The spliceosome as a transposon sensor

Abstract

The ability to distinguish self from non-self nucleic acids enables eukaryotes to suppress mobile elements and maintain genome integrity. In organisms from protist to human, this function is performed by RNA silencing pathways. There have been major advances in our understanding of the RNA silencing machinery, but the mechanisms by which these pathways distinguish self from non-self remain unclear. Recent studies in the yeast C. neoformans indicate that transposon-derived transcripts encode suboptimal introns and tend to stall in spliceosomes, which promotes the biogenesis of siRNA that targets these transcripts. These findings identify gene expression signal strength as a metric by which a foreign element can be distinguished from a host gene, and reveal a new function for introns and the spliceosome in genome defense. Anticipating that these principles may apply to RNA silencing in other systems, we discuss strong hints in the literature suggesting that the spliceosome may guide small RNA biogenesis in the siRNA and piRNA pathways of plants and animals.

Keywords: RNA interference; RNA processing; genome defense; pre-mRNA splicing; small RNA; spliceosome; transposon.

Figure 1. Kinetic competition model for siRNA biogenesis in C. neoformans. A kinetic competition between splicing and dsRNA synthesis contributes to the targeting of inefficiently spliced transcripts by siRNA. In this hypothetical example, splicing of a transcript’s first intron stalls at the lariat intermediate stage. The intermediate is processed by the lariat debranching enzyme (Dbr1) and SCANR in order to generate dsRNA, which is converted to siRNA by Dcr1/2. The tendency of transposon-derived transcripts to encode suboptimal splicing features and accumulate in spliceosomes targets them for RNA silencing.

Figure 2. Speculative model for the utilization of incompletely spliced transcripts in Drosophila piRNA biosynthesis. The stalled splicing of transcripts originating from piRNA cluster loci may target them for piRNA biogenesis. Transgenes inserted into dual-strand piRNA clusters are spliced less efficiently than when expressed from euchromatic loci, and they give rise to piRNAs that correspond to both intronic and exonic regions. We speculate that this effect may be caused by sequence features of piRNA clusters, or by their heterochromatin context, as indicated by the presence of Rhino (Rhi), an HP1 variant.
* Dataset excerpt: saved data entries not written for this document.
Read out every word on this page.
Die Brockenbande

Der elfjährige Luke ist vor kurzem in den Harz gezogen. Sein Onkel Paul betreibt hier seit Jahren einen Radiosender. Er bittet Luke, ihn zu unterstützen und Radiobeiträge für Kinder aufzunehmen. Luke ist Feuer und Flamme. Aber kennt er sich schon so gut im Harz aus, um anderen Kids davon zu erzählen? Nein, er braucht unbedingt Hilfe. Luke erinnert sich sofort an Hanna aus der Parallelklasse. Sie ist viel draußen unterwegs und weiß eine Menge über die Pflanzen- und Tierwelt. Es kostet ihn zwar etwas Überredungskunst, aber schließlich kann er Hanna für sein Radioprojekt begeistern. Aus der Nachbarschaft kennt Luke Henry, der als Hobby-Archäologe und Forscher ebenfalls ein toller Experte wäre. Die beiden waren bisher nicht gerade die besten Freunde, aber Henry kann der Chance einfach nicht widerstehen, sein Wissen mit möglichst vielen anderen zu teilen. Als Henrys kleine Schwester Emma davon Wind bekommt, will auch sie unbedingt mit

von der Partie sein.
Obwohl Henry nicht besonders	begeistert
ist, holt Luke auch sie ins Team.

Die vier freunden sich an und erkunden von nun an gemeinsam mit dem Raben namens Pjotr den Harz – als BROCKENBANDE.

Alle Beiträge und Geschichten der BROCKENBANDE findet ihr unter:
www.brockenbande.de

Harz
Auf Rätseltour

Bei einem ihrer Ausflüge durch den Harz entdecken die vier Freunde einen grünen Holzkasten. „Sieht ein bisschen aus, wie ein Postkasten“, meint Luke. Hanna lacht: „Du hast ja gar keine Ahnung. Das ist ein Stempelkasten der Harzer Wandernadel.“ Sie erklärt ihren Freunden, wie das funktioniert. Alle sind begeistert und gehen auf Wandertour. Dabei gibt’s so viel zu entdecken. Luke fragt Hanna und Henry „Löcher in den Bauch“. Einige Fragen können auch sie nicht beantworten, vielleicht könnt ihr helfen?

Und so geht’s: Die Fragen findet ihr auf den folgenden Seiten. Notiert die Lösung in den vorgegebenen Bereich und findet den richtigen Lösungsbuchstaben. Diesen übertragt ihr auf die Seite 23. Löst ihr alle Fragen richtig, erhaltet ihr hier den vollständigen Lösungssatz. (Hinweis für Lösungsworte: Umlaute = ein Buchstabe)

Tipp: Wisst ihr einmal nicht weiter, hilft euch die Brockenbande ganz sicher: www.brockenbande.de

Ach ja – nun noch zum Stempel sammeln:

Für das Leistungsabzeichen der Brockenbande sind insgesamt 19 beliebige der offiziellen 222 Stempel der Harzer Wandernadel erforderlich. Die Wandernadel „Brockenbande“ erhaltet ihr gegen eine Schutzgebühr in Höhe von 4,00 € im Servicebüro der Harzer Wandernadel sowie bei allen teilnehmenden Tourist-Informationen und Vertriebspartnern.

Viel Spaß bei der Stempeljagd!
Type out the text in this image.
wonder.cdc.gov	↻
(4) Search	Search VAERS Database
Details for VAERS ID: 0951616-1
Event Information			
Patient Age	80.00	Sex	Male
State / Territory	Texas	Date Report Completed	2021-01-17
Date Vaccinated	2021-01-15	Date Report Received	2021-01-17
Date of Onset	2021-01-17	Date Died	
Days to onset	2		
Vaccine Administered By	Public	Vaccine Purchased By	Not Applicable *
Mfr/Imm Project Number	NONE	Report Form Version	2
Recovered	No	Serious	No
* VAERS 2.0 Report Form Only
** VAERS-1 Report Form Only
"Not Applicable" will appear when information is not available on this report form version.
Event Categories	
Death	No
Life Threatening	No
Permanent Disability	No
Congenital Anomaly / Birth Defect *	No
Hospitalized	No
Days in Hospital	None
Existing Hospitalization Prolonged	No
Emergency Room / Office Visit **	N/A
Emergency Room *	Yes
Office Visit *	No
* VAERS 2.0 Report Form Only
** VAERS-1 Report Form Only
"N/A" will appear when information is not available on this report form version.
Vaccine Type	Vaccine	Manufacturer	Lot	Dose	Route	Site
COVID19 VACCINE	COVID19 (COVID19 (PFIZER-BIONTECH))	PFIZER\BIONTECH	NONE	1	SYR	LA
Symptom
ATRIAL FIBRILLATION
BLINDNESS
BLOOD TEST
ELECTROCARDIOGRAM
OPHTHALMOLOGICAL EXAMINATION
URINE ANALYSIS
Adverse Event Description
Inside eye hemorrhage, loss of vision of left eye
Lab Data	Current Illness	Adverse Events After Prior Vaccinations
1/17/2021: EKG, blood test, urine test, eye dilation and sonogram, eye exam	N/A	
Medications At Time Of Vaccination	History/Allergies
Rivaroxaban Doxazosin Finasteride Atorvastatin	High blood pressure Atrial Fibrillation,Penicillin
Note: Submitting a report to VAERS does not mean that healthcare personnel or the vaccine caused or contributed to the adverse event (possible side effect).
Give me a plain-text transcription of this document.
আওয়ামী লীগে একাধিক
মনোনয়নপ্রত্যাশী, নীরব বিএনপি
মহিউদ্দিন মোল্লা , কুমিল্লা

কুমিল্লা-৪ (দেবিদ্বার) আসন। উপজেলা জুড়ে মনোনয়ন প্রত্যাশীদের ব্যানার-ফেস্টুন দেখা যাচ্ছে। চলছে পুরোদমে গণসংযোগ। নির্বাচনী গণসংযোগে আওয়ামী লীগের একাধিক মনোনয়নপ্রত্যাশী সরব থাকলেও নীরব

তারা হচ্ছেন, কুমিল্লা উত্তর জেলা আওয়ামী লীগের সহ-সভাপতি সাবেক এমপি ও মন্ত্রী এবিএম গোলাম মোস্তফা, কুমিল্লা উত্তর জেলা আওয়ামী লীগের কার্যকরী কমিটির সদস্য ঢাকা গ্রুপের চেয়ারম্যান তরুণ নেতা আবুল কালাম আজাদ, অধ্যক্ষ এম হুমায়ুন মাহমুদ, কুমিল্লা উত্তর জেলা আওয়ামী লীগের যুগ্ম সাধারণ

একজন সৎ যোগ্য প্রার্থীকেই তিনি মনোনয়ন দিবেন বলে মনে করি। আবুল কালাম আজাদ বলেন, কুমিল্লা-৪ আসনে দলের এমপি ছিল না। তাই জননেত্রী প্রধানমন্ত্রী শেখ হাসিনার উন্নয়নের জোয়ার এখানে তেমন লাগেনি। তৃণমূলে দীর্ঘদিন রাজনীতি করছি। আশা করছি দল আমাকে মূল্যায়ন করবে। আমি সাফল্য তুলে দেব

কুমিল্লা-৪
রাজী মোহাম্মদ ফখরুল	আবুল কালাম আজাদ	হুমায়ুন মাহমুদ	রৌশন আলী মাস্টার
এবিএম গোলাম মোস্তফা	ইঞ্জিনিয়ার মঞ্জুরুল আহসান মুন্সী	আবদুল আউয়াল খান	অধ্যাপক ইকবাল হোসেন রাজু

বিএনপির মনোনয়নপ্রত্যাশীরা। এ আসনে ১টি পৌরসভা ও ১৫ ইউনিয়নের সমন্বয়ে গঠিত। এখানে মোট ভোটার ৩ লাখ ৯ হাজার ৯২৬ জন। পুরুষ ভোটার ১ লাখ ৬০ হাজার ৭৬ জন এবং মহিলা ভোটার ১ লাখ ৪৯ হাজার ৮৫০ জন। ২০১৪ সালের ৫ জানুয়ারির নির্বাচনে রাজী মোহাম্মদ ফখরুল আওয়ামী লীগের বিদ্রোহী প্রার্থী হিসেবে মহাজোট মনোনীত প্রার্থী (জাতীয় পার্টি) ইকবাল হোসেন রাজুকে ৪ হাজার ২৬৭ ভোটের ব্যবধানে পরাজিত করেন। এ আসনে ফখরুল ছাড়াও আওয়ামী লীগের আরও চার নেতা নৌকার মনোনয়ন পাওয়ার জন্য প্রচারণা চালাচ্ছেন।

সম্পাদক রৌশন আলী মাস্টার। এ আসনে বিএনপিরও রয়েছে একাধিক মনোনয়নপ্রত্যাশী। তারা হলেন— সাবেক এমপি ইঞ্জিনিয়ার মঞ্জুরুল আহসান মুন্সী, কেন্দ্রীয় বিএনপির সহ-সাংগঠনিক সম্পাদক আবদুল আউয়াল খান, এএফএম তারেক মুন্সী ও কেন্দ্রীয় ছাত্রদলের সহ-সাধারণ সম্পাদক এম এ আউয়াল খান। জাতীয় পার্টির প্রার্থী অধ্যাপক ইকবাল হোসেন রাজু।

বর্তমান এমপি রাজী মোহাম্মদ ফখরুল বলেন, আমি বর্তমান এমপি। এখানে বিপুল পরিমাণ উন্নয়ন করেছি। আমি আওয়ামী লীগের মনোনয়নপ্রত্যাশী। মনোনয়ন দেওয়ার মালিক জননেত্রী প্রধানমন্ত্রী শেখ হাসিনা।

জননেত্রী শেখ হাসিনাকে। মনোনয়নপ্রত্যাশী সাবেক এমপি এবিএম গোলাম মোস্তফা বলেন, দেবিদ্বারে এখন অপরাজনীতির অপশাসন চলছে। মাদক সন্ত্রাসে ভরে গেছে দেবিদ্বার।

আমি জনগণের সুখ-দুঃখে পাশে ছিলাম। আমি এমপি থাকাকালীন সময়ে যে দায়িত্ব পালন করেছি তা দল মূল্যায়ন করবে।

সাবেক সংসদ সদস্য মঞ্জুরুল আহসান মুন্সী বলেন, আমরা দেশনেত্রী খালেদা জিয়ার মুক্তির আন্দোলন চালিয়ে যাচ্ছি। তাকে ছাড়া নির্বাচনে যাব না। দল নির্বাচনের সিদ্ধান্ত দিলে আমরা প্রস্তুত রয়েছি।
The splicing and nuclear export factor UAP56 is required for piRNA production from dual-strand piRNA clusters. UAP56 binds piRNA precursor transcripts and colocalizes with Rhi foci in the nucleus, suggesting that UAP56 targets piRNA precursors to Vasa (Vas), a protein that coordinates piRNA processing in the perinuclear nuage. There are several potential mechanisms by which UAP56, a DEAD box protein, might act in the context of this model. First, it could promote heterochromatinization of piRNA cluster loci by Rhi, as suggested by the fact that nuclear Rhi foci require UAP56. Second, UAP56 could bind to piRNA precursor transcripts in order to cause stalled splicing or to disassemble stalled spliceosomes for downstream processing of the precursors. Finally, UAP56 could mediate the nuclear export of precursor transcripts to Vas. Vas subsequently promotes primary piRNA processing as well as the ping pong amplification cycle, in which primary piRNA acts with the PIWI protein Aub to cleave complementary transcripts (indicated in red) that originate either from the dual-strand piRNA cluster itself or from transposons located elsewhere in the genome. Cleavage defines the 5′ end of a secondary piRNA, whose 3′ end is subsequently trimmed to proper length. Secondary piRNA acts with the distinct PIWI protein Ago3 to cleave piRNA cluster-derived precursor transcripts, thereby amplifying their conversion to mature piRNA.